Sorry Andriod users, at the time of this post, Dayflash is still only available on iOS. Although from what their website is saying, an Android version is on the horizon.

If you do use Dayflash, or have recently signed up. Head on over to @leighmacarthur.

Another New Beginning

I’d like to introduce Foresting.

The short version is that Foresting is a new social media platform. The longer version is that it is blockchain based. In my mind, and from my understanding of the platform and their ideas, it stands to be a promising premise for artists and photographers. One of the main selling points is the ability to make money on your own posts as opposed to making other people money on your posts. It is also my understanding that through this technology it will be much more difficult for intellectual property theft. Again, that is my understanding (I could be dead wrong.) If there’s one thing I’ve learned in my years as a photographer who posts online, if someone really wants to steal your photo, they will.

Not only is this a beginning for Foresting and their team. It’s a new beginning for me.

Why is my second blog post about a new social media network that is still in the beta testing phase and probably one that you may not have heard of? Last year, I signed on to be one of the original contributors.

I didn’t know a lot about blockchain technology or crypto currencies before, and it still has me scratching my head at times.
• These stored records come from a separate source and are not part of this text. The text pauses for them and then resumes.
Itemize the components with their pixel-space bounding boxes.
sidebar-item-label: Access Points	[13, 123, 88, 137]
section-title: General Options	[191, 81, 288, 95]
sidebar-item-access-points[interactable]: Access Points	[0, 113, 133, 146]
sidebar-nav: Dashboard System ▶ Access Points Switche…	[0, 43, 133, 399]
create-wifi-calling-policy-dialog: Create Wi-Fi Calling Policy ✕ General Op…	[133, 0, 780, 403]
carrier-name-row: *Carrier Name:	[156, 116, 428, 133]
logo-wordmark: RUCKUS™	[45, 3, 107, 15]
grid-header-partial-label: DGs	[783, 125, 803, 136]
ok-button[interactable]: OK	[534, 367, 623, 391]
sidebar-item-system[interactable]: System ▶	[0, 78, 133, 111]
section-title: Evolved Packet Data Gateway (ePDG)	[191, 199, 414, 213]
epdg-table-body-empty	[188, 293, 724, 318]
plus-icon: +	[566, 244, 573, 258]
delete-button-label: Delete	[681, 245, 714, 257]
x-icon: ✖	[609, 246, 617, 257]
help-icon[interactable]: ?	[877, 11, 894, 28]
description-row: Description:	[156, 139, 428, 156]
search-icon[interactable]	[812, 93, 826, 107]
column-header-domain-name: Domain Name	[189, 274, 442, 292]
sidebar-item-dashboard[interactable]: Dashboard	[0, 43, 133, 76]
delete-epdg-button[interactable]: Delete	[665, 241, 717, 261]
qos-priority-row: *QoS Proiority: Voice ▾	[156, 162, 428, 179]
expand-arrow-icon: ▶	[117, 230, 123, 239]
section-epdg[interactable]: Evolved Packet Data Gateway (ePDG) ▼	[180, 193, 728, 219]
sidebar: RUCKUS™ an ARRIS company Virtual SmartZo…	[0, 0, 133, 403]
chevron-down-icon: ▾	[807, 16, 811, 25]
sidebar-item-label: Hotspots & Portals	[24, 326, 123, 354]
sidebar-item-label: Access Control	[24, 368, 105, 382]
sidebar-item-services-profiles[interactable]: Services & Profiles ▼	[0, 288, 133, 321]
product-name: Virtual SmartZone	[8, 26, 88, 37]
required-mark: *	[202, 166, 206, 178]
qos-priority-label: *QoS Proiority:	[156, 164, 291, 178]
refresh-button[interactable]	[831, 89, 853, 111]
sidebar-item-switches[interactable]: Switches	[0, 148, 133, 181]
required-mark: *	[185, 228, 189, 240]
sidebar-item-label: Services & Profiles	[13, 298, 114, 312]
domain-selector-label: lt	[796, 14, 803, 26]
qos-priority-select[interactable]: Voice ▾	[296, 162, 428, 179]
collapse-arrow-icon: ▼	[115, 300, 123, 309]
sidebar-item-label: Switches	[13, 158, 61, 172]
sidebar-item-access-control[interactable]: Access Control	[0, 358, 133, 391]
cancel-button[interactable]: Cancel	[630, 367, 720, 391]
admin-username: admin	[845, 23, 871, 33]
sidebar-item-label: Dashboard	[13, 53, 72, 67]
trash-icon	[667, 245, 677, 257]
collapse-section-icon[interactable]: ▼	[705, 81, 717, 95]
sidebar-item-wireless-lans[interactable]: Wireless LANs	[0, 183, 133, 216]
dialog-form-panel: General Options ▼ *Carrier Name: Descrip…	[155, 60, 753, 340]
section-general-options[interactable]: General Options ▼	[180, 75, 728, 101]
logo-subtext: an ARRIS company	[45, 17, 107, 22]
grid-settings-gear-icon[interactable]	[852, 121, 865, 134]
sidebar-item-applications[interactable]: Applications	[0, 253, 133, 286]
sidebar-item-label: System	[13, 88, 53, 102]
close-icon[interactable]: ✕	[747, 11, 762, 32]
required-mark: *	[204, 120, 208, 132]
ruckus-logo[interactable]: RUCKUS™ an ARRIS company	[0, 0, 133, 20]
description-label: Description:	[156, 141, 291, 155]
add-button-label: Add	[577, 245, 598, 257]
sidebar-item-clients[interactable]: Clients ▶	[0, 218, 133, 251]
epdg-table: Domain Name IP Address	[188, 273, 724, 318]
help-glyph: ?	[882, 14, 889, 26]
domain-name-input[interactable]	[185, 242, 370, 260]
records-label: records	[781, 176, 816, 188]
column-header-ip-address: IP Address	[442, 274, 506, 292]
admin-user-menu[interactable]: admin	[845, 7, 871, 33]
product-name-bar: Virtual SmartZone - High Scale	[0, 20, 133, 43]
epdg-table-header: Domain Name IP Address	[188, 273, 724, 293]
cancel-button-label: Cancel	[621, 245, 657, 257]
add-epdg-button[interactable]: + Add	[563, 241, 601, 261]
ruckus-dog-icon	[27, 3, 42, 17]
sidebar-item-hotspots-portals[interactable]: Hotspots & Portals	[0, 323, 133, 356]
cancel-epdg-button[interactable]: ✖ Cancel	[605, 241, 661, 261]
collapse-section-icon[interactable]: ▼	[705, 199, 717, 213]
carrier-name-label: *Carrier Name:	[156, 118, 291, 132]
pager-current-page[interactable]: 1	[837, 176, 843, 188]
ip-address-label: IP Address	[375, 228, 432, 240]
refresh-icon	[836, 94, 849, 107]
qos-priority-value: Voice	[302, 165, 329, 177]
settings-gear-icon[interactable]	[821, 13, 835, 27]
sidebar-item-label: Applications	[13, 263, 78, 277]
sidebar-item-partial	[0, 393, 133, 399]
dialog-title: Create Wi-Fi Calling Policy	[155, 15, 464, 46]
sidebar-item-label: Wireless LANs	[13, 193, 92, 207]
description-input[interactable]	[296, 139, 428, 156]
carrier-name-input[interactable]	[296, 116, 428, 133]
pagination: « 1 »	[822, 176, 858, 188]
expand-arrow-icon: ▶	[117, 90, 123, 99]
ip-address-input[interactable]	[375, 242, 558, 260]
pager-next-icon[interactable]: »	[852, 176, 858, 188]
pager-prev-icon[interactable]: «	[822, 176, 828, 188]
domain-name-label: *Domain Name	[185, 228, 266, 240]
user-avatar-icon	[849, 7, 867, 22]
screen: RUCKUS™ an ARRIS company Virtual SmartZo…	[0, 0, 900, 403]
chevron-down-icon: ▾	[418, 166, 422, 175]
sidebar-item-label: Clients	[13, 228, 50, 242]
I have been an active participant in the beta testing, and even though I can’t and won’t give any details on what is going on behind the scenes, I can tell you the app itself has been a wonderful experience. It’s clean, fun, and easy to use. The team over at Foresting HQ have been overly supportive and quick to respond to everything. I really can’t wait to see what it’s going to look like at the end of the tunnel, it’s been an awesome ride so far and we haven’t even really started yet.

Hopes and Expectations

With the blockchain tech and with people using crypto currency to “like” your content, my biggest hope and expectation is that it should drive up the quality of the posts and content that you see. I’m hoping that this will encourage people to stop posting their breakfasts and dinners and unflattering selfies. I think that there will be a lot of people who do migrate from other sites (you know who) that may start to wonder I got 3000+ likes over at I….m why am I not making any money here? The short answer is that although your friends and family may think that your selfie in the bathroom is funny or cute enough to pass on a like, as a way to show you that they saw it, it really isn’t worth a nickel or dime in the real world.

I’m also hoping that it will promote originality. Over at that “you know who” social media place, where a whole lot of people want to be an “influencer”, all go to the same place and shoot the same scene at the same angle. So much that one account has been made to show how much people copy others. I think it has started already, in that people are getting fatigued. If you scroll through your feed and the same-ish image keeps flying by, it gets lost and really are people going to give out a penny over and over to different people for the same thing? Maybe for hamburgers or hot dogs, but for art… If you buy a poster of the Mona Lisa, you want a poster of the original, not a poster of a copy that may even not use the same colours. To stand out, especially in today’s age, originality is going to swing back very soon on the pendulum.